Gnosticism is the idea that there is a capability which can only be unlocked by the personal transmission of a secret, or rather a mystic energy. This gnosis is the ability to experience God, and it comes in increasingly concentrated forms, as the purity of the subject and the depth of the secret. The secret is that each being is really God, but is prevented from that understanding by the illusion which constitutes the physical world. Thus the experience of God is the experience of one’s own true timeless ineffable unconstrained nature: the mystic experience. It is the mundane reality, the creation of the enemy, which binds us to suffering and incompletion; life and death.

There are many gnostic religions, many religions have gnostic variants, and they differ greatly from one another. In something like the form above it formed an important thread in the Hebrew tradition and is one of the major influences on Christianity, although it has been explicitly rejected since at least the Council of Ephesus in 431AD. Islam inherited this tradition from its Abrahamic roots, or perhaps later, and in Sufism it found one of its most beautiful expressions.

There is no adequate description of the mystic experience, and yet it is unquestionably recognisable as more real and true than any physical sensation. This creates a sort of psychological shock, as the mind attempts to integrate the Noumenal, as Schopenhauer terms it, with the Phenomenal. I have formed spiritual beliefs which are a way of understanding this truth, but it seems to me that with a different conceptual framework it would be quite possible to recover from this psychological shock and be completely convinced of something entirely different. At least, if not different in essence, then different in consequence.

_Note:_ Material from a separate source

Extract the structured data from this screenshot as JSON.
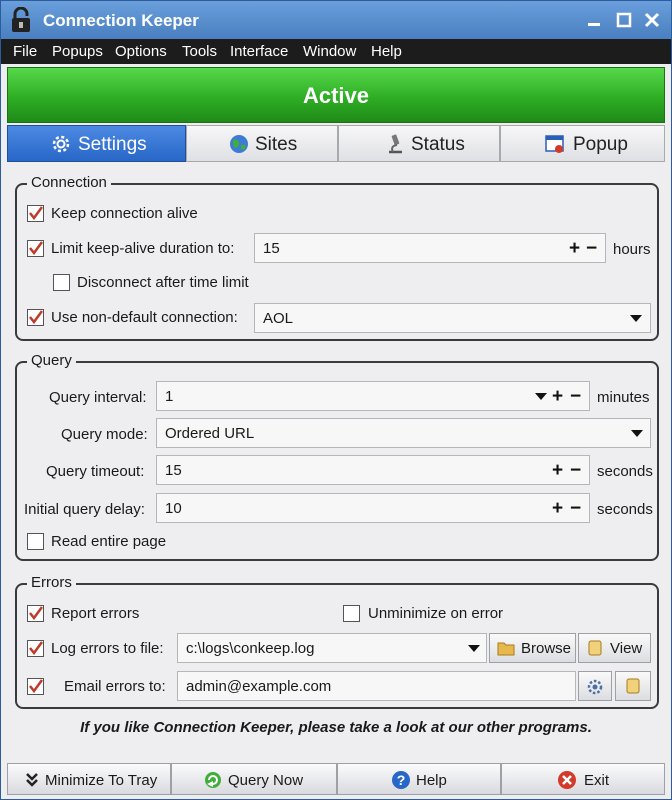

Because not all mystery based religions are gnostic, and certainly not all are gnostic in this form, but each will tend to prepare its converts to understand that central experience in phenomenal terms which match the tenets of that religion.

This style of gnosticism leads to a very deeply held belief in those of its practitioners who have had the mystic experience, a very certain faith, in some things which I believe are detrimental to the rest of us who live on this planet.

I don’t wish to argue that that central experience is mistaken. I don’t wish to argue against the basic tenets of the religious beliefs of others. I think, rather, that by making explicit some ideas which are normally cloaked in dubious logic, I can show an important area of common purpose between belief systems which have been set at odds with one another. Perhaps that’s arrogant, but it’s worth a try, don’t you think?

Let’s start from these two propositions:

  1. The mortal world is the province of sin, and taints each soul at birth.
  2. If a person accepts God wholeheartedly, and submits to His will, he can be cleansed of this taint in death.

Incidentally I don’t think there’s much difference at all between Christian and Muslim at this point. (And, by the way, please let me know if I’m already on the wrong track – I wasn’t raised to this stuff and maybe I just don’t get it). To me the real issue is the next step, the consequences people draw from this.

Do you take from these ideas the conclusion that the world is inherently flawed, just a waiting room and testing ground for eternity? Do you take from this the idea that some of this world’s inhabitants are worthwhile because they have accepted God, and that others are merely agents of evil because they will not?

These two extremely dangerous and I believe very wrong views are I think being snuck into the modern mystery religions. I don’t think they belong there, and in fact I think they are a remnant of the gnostic tradition still alive within the two great religions. Let me be clear:

In Christianity, there is an evangelical wing which is also based around the mystic experience. There is within that branch of Christianity a conclusion at least among a proportion of these mystic converts, that the world and some of the people in it are beyond salvation. It’s possible, but not my area of knowledge, that such influences exist similarly within branches of Islam.

It’s obvious why this can cause problems, especially as at present with a world wide conflict with religious overtones and the Christian tendency to eschatology.

But I don’t believe these conclusions are even justified within their own belief structures. Just as each person has the taint of sin, each soul has the touch of the divine. There is no logic in abandoning a fellow human, and nothing to fear by refusing to do so. It seems clear that the example to follow is that of boundless hope, forbearance, and forgiveness. Even more, the world might be the stage on which the enemy struts, but there is no reason to believe the sets belong to him. Everything about them speaks of the hand of God, and reason and faith would argue that they should be cherished and nurtured, not kicked down to make a bonfire.

I belong to neither of these religions, nor am I gnostic in any form. You could certainly argue that this disqualifies my opinion entirely, but the point is that this is an article about politics and humanity not religion. It’s a criticism of the uses to which sincere belief is put, not a criticism of beliefs. I am afraid that some people may be manipulating the beliefs of others by taking advantage of them at a vulnerable time, but I have no direct evidence to say that this is true – and I’d be interested to find out one way or another.